3. Eccentric calf raises
This technique involves an athlete standing on the edge of a step, box, or other elevated platform. The athlete lifts both heels off the ground as high as possible, then lowers the body with one leg in a slow and controlled manner. The purpose of this exercise is to improve eccentric strength (actively controlling the lengthening of a muscle), which translates into stronger and more resilient tendons.
In physical therapy, this is the gold standard to treat Achilles tendonitis. Completing 2-3 sets of 10-15 reps 3-4 times a week is more than sufficient to reduce overall risk of injury. Push to fatigue but never through pain.
4. Avoid heel lifts
There has been debate on the effectiveness of heel lifts for Achilles tendon pain and prevention of injury, but a meta analysis of various therapy treatments revealed that the technique is counterproductive. Adding a heel lift does reduce the tension across the heel but does not sufficiently address the problem. Avoid putting heel lifts into your young athlete's shoes as a means to prevent Achilles tendon injuries or address pain, as the benefits are temporary and will not solve the underlying issue.
5. Pay attention to warning signs
This is the most important thing a parent can do to reduce risk of injury. Achilles tendon injuries are usually the result of chronic irritation, meaning they develop over weeks and months, not in days and hours. If any symptoms begin to appear, following the recommendations set out above may ward off more serious problems.

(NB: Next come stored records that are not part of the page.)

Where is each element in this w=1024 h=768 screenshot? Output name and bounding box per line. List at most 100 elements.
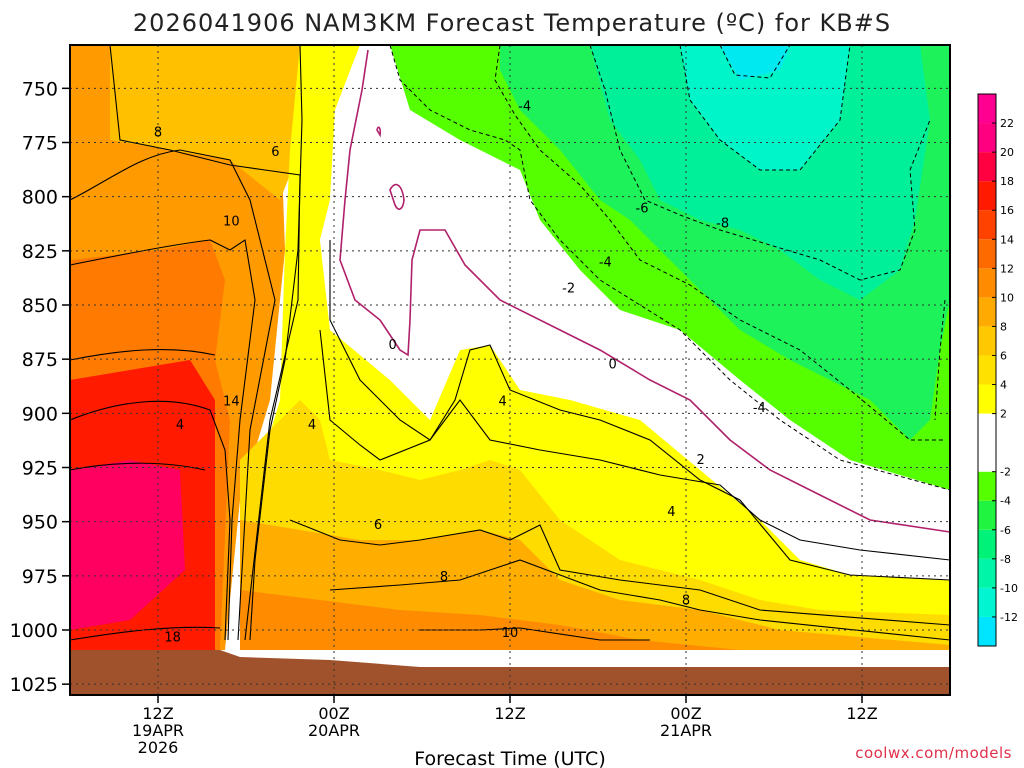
colorbar-label-9: 8 xyxy=(1000,320,1007,333)
colorbar-label-16: 22 xyxy=(1000,117,1014,130)
y-tick-label-2: 800 xyxy=(22,187,58,209)
colorbar-label-11: 12 xyxy=(1000,262,1014,275)
colorbar-label-6: 2 xyxy=(1000,408,1007,421)
contour-label-5: -6 xyxy=(636,202,649,217)
contour-minus-2 xyxy=(389,45,950,491)
contour-8-mid xyxy=(329,559,950,641)
contour-label-11: 4 xyxy=(308,418,316,433)
y-tick-label-8: 950 xyxy=(22,512,58,534)
contour-8 xyxy=(70,149,276,641)
contour-label-8: 0 xyxy=(609,358,617,373)
x-tick-label-1-1: 20APR xyxy=(308,721,360,740)
contour-14 xyxy=(70,400,231,641)
contour-label-18: 10 xyxy=(223,215,240,230)
y-tick-label-10: 1000 xyxy=(10,620,58,642)
region-cold-10 xyxy=(720,45,790,80)
colorbar-label-14: 18 xyxy=(1000,175,1014,188)
colorbar-swatch-13 xyxy=(978,239,996,269)
contour-label-16: 8 xyxy=(440,570,448,585)
colorbar-label-0: -12 xyxy=(1000,611,1018,624)
colorbar-label-8: 6 xyxy=(1000,349,1007,362)
x-tick-label-3-0: 00Z xyxy=(670,704,701,723)
contour-label-4: -2 xyxy=(562,282,575,297)
colorbar-swatch-7 xyxy=(978,413,996,443)
colorbar-label-10: 10 xyxy=(1000,291,1014,304)
colorbar-swatch-15 xyxy=(978,181,996,211)
x-tick-label-2-0: 12Z xyxy=(494,704,525,723)
contour-minus-6 xyxy=(589,45,931,281)
contour-minus-4 xyxy=(494,45,945,441)
x-axis-label: Forecast Time (UTC) xyxy=(414,748,605,768)
colorbar-label-15: 20 xyxy=(1000,146,1014,159)
contour-label-17: 8 xyxy=(682,594,690,609)
colorbar-swatch-9 xyxy=(978,355,996,385)
colorbar: -12 -10 -8 -6 -4 -2 2 4 6 8 10 12 14 16 18 20 22 xyxy=(977,93,1018,647)
contour-6 xyxy=(109,45,301,641)
colorbar-swatch-17 xyxy=(978,123,996,153)
y-tick-label-1: 775 xyxy=(22,133,58,155)
y-tick-label-11: 1025 xyxy=(10,674,58,696)
colorbar-swatch-10 xyxy=(978,326,996,356)
y-tick-label-7: 925 xyxy=(22,458,58,480)
x-tick-label-0-1: 19APR xyxy=(132,721,184,740)
colorbar-label-13: 16 xyxy=(1000,204,1014,217)
contour-label-12: 4 xyxy=(667,505,675,520)
contour-minus-8 xyxy=(679,45,851,171)
contour-label-7: 0 xyxy=(389,338,397,353)
contour-minus-10 xyxy=(719,45,791,79)
contour-label-2: -4 xyxy=(599,256,612,271)
colorbar-swatch-0 xyxy=(978,616,996,646)
y-tick-label-6: 900 xyxy=(22,403,58,425)
colorbar-swatch-1 xyxy=(978,587,996,617)
cold-contours xyxy=(389,45,950,491)
contour-18 xyxy=(70,626,221,641)
y-tick-label-4: 850 xyxy=(22,295,58,317)
colorbar-swatch-8 xyxy=(978,384,996,414)
region-pink-20 xyxy=(70,460,185,630)
y-tick-label-0: 750 xyxy=(22,78,58,100)
freezing-contours xyxy=(339,49,950,533)
grid-lines xyxy=(70,45,950,695)
contour-4-mid xyxy=(319,329,950,581)
colorbar-swatch-16 xyxy=(978,152,996,182)
colorbar-swatch-3 xyxy=(978,529,996,559)
contour-6-mid xyxy=(289,519,950,626)
contour-label-21: 18 xyxy=(164,631,181,646)
x-tick-label-0-2: 2026 xyxy=(138,738,179,757)
colorbar-label-3: -6 xyxy=(1000,524,1011,537)
contour-label-0: 4 xyxy=(176,418,184,433)
colorbar-label-2: -8 xyxy=(1000,553,1011,566)
x-tick-label-1-0: 00Z xyxy=(318,704,349,723)
contour-label-19: 10 xyxy=(502,626,519,641)
contour-label-15: 8 xyxy=(154,126,162,141)
y-axis: 750 775 800 825 850 875 900 925 950 975 1000 1025 xyxy=(10,78,70,696)
contour-0-main xyxy=(339,49,950,533)
contour-0-small-a xyxy=(389,183,405,210)
colorbar-swatch-11 xyxy=(978,297,996,327)
contour-labels: 4 -4 -4 -4 -2 -6 -8 0 0 2 4 4 4 6 6 8 8 8 10 10 14 18 xyxy=(154,100,766,646)
contour-10 xyxy=(70,239,256,641)
ground-lower xyxy=(700,675,950,695)
colorbar-label-7: 4 xyxy=(1000,379,1007,392)
colorbar-swatch-12 xyxy=(978,268,996,298)
contour-label-20: 14 xyxy=(223,394,240,409)
contour-label-6: -8 xyxy=(716,217,729,232)
colorbar-swatch-14 xyxy=(978,210,996,240)
colorbar-label-4: -4 xyxy=(1000,495,1011,508)
x-tick-label-4-0: 12Z xyxy=(846,704,877,723)
colorbar-swatch-5 xyxy=(978,471,996,501)
colorbar-swatch-6 xyxy=(978,442,996,472)
contour-16 xyxy=(70,462,206,471)
colorbar-swatch-2 xyxy=(978,558,996,588)
contour-label-3: -4 xyxy=(518,100,531,115)
region-orange-low xyxy=(240,590,740,650)
y-tick-label-5: 875 xyxy=(22,349,58,371)
region-light-orange xyxy=(110,45,300,200)
contour-0-small-b xyxy=(376,126,381,138)
colorbar-label-1: -10 xyxy=(1000,582,1018,595)
colorbar-frame xyxy=(977,93,997,647)
credit-link[interactable]: coolwx.com/models xyxy=(855,744,1012,762)
contour-label-9: 2 xyxy=(697,453,705,468)
colorbar-swatch-4 xyxy=(978,500,996,530)
colorbar-label-5: -2 xyxy=(1000,466,1011,479)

Remember: a reduced volume of activity and simple interventions can make most chronic injuries easily avoided! As always, if there is considerable doubt in your head or your "gut" feeling says there is something seriously wrong, please consult a healthcare professional. While Achilles tendonitis is not a life threatening injury, prolonged irritation without proper assessment can mean a child being sidelined for weeks or months.
Keith Cronin is a physical therapist in the St. Louis area and a MomsTeam expert.
Source: Carcia, C., Martin, R., Houck, J., and Wukich, D. Achilles Pain, Stiffness, and Muscle Power Deficits: Achilles Tendinitis - Clinical Practice Guidelines Linked to the International Classification of Functioning, Disability, and Health from the Orthopedic Section of the American Physical Therapy Association. J of Orth Sports Phys Therapy. 2010:40(9):A1-A26.